Sick and tired of the decadent West-inspired perversion (extra-marital affairs, husband swapping, playing basketball in the rain) that is passed off as “acceptable” by today’s Hindi movies , I have to confess I eagerly look forward to Sooraj Barjatya’s clean, sensitive, morally well-grounded movies that smell of gajar ka halwa and Bharatiya sanskiriti if only to convince myself that there is still some good left in this world gone crazy with lust and licentiousness.
Which is why Sooraj Barjatiya’s “Main Prem Ki Diwani Hoon” was a catastrophe with its depiction of pre-marital naughtiness and Hritik’s bare torso which, along with the digitally generated parrot, haunted me for many a night. I must say I was happy that the audience rejected the movie because it made Mr. Barjatya move back to his roots: making movies for the “middle class”, a class he defines thusly.
My audience is the hardcore middle class – my son’s tuition teacher, my maid, not South Mumbai residents,” Barjatya told IANS in an interview.
Vivah is a testament to Sooraj’s return to what made his famous—-an endearing two-and-half hours of ambiguously happy people, innocent girls running around in sylvan surroundings where a song is always around the corner, people with names like Harishchandra, tycoons who do no work and go for month-long vacations, picture-postcard villages, profound lyrics like “Neeche jo dekhoon to ocean hi ocean hain, upar jo dekhoon to tu akash main roshan hain“, self-sacrifice, soft focus, coy giggles and rivers of tears.

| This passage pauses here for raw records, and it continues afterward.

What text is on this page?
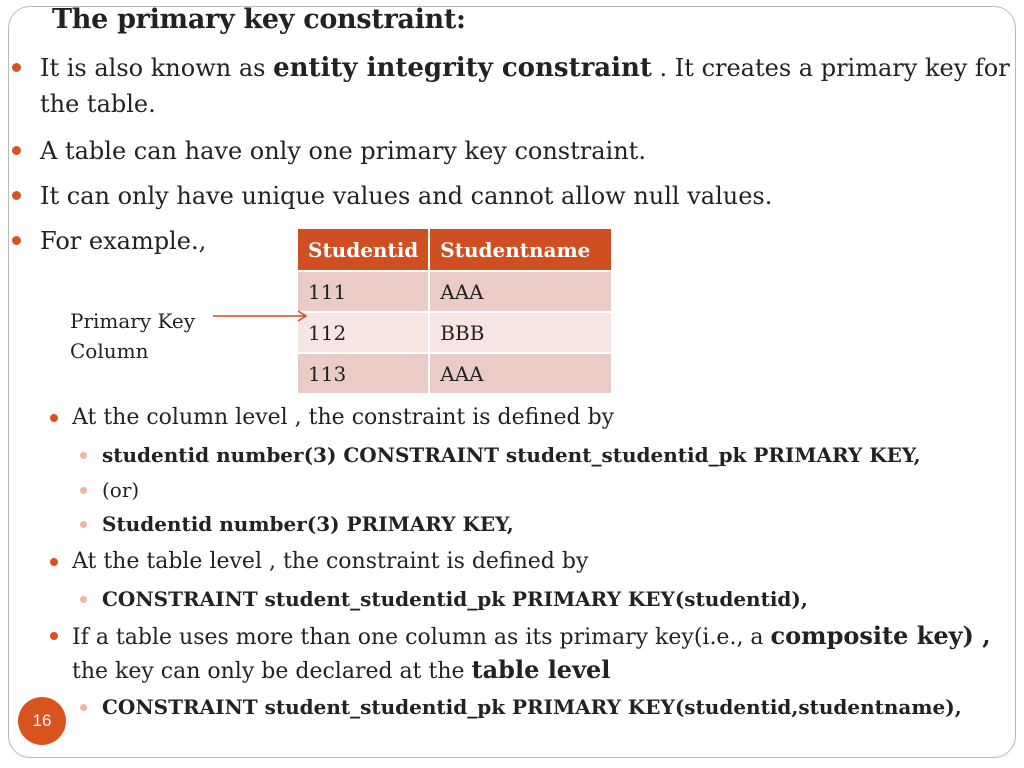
The primary key constraint:
It is also known as entity integrity constraint . It creates a primary key for
the table.
A table can have only one primary key constraint.
It can only have unique values and cannot allow null values.
For example.,	Studentid	Studentname
111	AAA
112	BBB
113	AAA
Primary Key
Column
At the column level , the constraint is defined by
studentid number(3) CONSTRAINT student_studentid_pk PRIMARY KEY,
(or)
Studentid number(3) PRIMARY KEY,
At the table level , the constraint is defined by
CONSTRAINT student_studentid_pk PRIMARY KEY(studentid),
If a table uses more than one column as its primary key(i.e., a composite key) ,
the key can only be declared at the table level
CONSTRAINT student_studentid_pk PRIMARY KEY(studentid,studentname),
16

And most importantly, rock strong Indian values. College-going girls are covered from head to toe (no short skirts), love to go to temples (instead of discos) and read “adhyattik kitab” (instead of making naughty MMS-s), wrap shawls around their fathers as they go out for a walk (no “Hey dad, gimme 10,000 bucks —I need an abortion), talk in suddh Hindi (‘Hum Aap Se Bahoot Prem Karte Hain’) bring water in copper glasses for their beaus, and though they are allowed to work after marriage by their father-in-laws still show that they know their place by spontaneously quitting their careers once they bear children. The “fair” girl is pretty, the “not-so-fair” one is not, women, in general, are referred to as “Jagatjananiyan” (Mothers of the World) and people ‘undress’ to ‘dress’ on suhaag-raats (watch the movie to find out more)
However Vivah’s biggest selling point is its performances. Alok Nath is back as the ever-suffering, reservoir of love and gentleness that has come to be associated with this old Sooraj Barjatya favourite—–it is almost impossible to think of this man as a softcore pornstar which is how he started his career in the movie “Kamagni” opposite Ms. Ambani, the then Tina Munim. After playing Phoolan Devi in “Bandit Queen” where she was subject to the most horrible degradation, Seema Biswas ups the pain in ‘Vivah’—playing the role of Alok Nath’s wife. They have two daughters—-1) the “fair and beautiful” adopted daughter is Poonam (Amrita Rao) whose demure whisperings and downcast eyes show a reassuring understanding of the Barjatya ethos and 2) the biological daughter (Chote) who bears her darkness and the sooty, black makeup she is plastered with throughout the movie with uncommon dignity. Anupam Kher is as brilliant as usual playing the golden-hearted, saintly tycoon and Shahid Kapoor takes a break from smooching women in public to essay the righteous, virginal son-and-husband (Prem) fitting into the role like a right hand into a left-handed glove. And then of course the force of nature otherwise known as Monish Behl who plays, in my opinion, the most brutal doctor ever seen on screen, comforting a father whose daughter has been burnt in an accidental fire a few hours before her marriage: “Marriage? Out of the question. She is so badly burnt even her very own will wash their hands off her. Forget about her in-laws.” (Such charming bed-side manners) and then instructing his orderlies, in all seriousness “Nayee dulhan ko operation main laiye please”.
The movie is not perfect —-for instance I missed the ‘faithful servant and dog’ routine (there was not even a private tutor to compensate for that) and the “antakshari” scene but these are minor quibbles in the face of something as beautiful and moving and as affirming of our faith in what’s noble and good as Vivah.